Siddhartha is said to have had personal loans of over Rs 3,500 crore, much of it through his private holding companies. A portion of these loans came from organized financial entities such as Standard Chartered PE, and came with strict conditions. But the rest were from friends and associates, with no guarantees offered.
Shailesh Haribhakti, founder and chief mentor of the audit firm Baker Tilly DHC, said Indian law is very clear: unless there is a joint obligation, it ceases with the person who assumed the obligation and no longer. This is the reason why organized financial actors often take collateral guarantees from various other people, he said.

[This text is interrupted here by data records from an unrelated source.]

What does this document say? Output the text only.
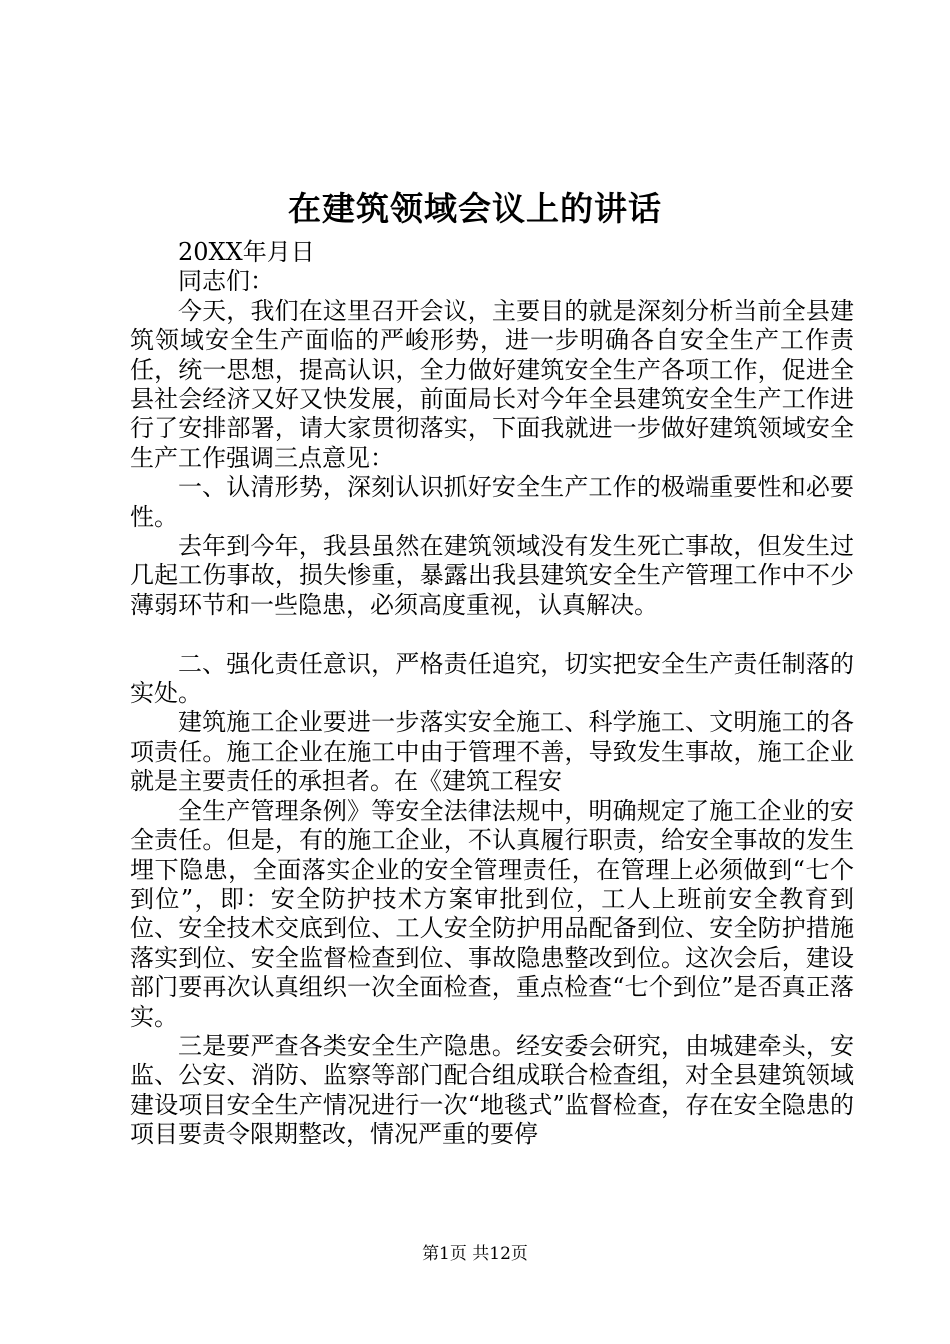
在建筑领域会议上的讲话

20XX年月日

同志们：

今天，我们在这里召开会议，主要目的就是深刻分析当前全县建筑领域安全生产面临的严峻形势，进一步明确各自安全生产工作责任，统一思想，提高认识，全力做好建筑安全生产各项工作，促进全县社会经济又好又快发展，前面局长对今年全县建筑安全生产工作进行了安排部署，请大家贯彻落实，下面我就进一步做好建筑领域安全生产工作强调三点意见：

一、认清形势，深刻认识抓好安全生产工作的极端重要性和必要性。

去年到今年，我县虽然在建筑领域没有发生死亡事故，但发生过几起工伤事故，损失惨重，暴露出我县建筑安全生产管理工作中不少薄弱环节和一些隐患，必须高度重视，认真解决。

二、强化责任意识，严格责任追究，切实把安全生产责任制落的实处。

建筑施工企业要进一步落实安全施工、科学施工、文明施工的各项责任。施工企业在施工中由于管理不善，导致发生事故，施工企业就是主要责任的承担者。在《建筑工程安

全生产管理条例》等安全法律法规中，明确规定了施工企业的安全责任。但是，有的施工企业，不认真履行职责，给安全事故的发生埋下隐患，全面落实企业的安全管理责任，在管理上必须做到“七个到位”，即：安全防护技术方案审批到位，工人上班前安全教育到位、安全技术交底到位、工人安全防护用品配备到位、安全防护措施落实到位、安全监督检查到位、事故隐患整改到位。这次会后，建设部门要再次认真组织一次全面检查，重点检查“七个到位”是否真正落实。

三是要严查各类安全生产隐患。经安委会研究，由城建牵头，安监、公安、消防、监察等部门配合组成联合检查组，对全县建筑领域建设项目安全生产情况进行一次“地毯式”监督检查，存在安全隐患的项目要责令限期整改，情况严重的要停

第1页 共12页
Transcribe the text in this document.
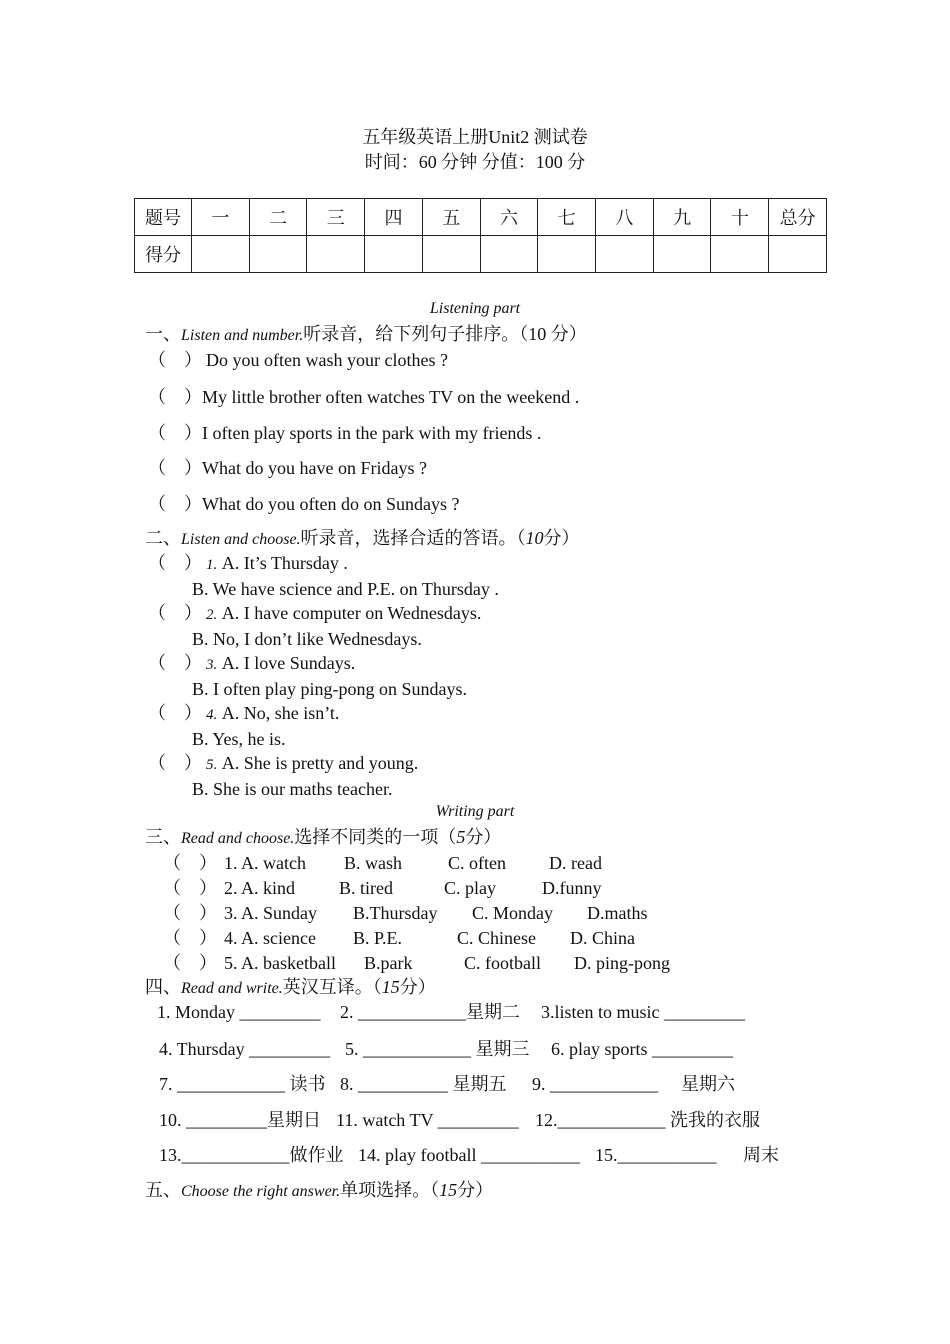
五年级英语上册Unit2 测试卷
时间：60 分钟 分值：100 分
题号	一	二	三	四	五	六	七	八	九	十	总分
得分											
Listening part
一、Listen and number.听录音，给下列句子排序。（10 分）
（　） Do you often wash your clothes ?
（　）My little brother often watches TV on the weekend .
（　）I often play sports in the park with my friends .
（　）What do you have on Fridays ?
（　）What do you often do on Sundays ?
二、Listen and choose.听录音，选择合适的答语。（10分）
（　） 1. A. It’s Thursday .
B. We have science and P.E. on Thursday .
（　） 2. A. I have computer on Wednesdays.
B. No, I don’t like Wednesdays.
（　） 3. A. I love Sundays.
B. I often play ping-pong on Sundays.
（　） 4. A. No, she isn’t.
B. Yes, he is.
（　） 5. A. She is pretty and young.
B. She is our maths teacher.
Writing part
三、Read and choose.选择不同类的一项（5分）
（　） 1. A. watch B. wash	C. often D. read
（　） 2. A. kind B. tired	C. play	D.funny
（　） 3. A. Sunday B.Thursday C. Monday D.maths
（　） 4. A. science B. P.E.	C. Chinese D. China
（　） 5. A. basketball B.park	C. football D. ping-pong
四、Read and write.英汉互译。（15分）
1. Monday _________ 2. ____________星期二 3.listen to music _________
4. Thursday _________ 5. ____________ 星期三 6. play sports _________
7. ____________ 读书 8. __________ 星期五 9. ____________ 星期六
10. _________星期日 11. watch TV _________ 12.____________ 洗我的衣服
13.____________做作业 14. play football ___________ 15.___________ 周末
五、Choose the right answer.单项选择。（15分）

If assets have been pledged against loans, those assets can be used to recover the value of the current loan. Lawyer AV Amarnathan said that if the borrower had a guarantor or co-debtor for the loans obtained by him, that person becomes responsible for the total loan balance if the borrower dies.
He added that under the Hindu Inheritance Act 2005, a son is not required to repay his father’s debt from anything he has earned from his own income or savings. However, a son is required to pay out of what he inherited from his father’s property, provided that these have been pledged. The same rules apply to a spouse as well, lawyer GR Mohan said. Siddhartha’s family is said to own 12,000 acres of coffee plantations, an area that has grown considerably over the past 15 years, largely through borrowing from financiers who loaned him out on the basis of their trust in him.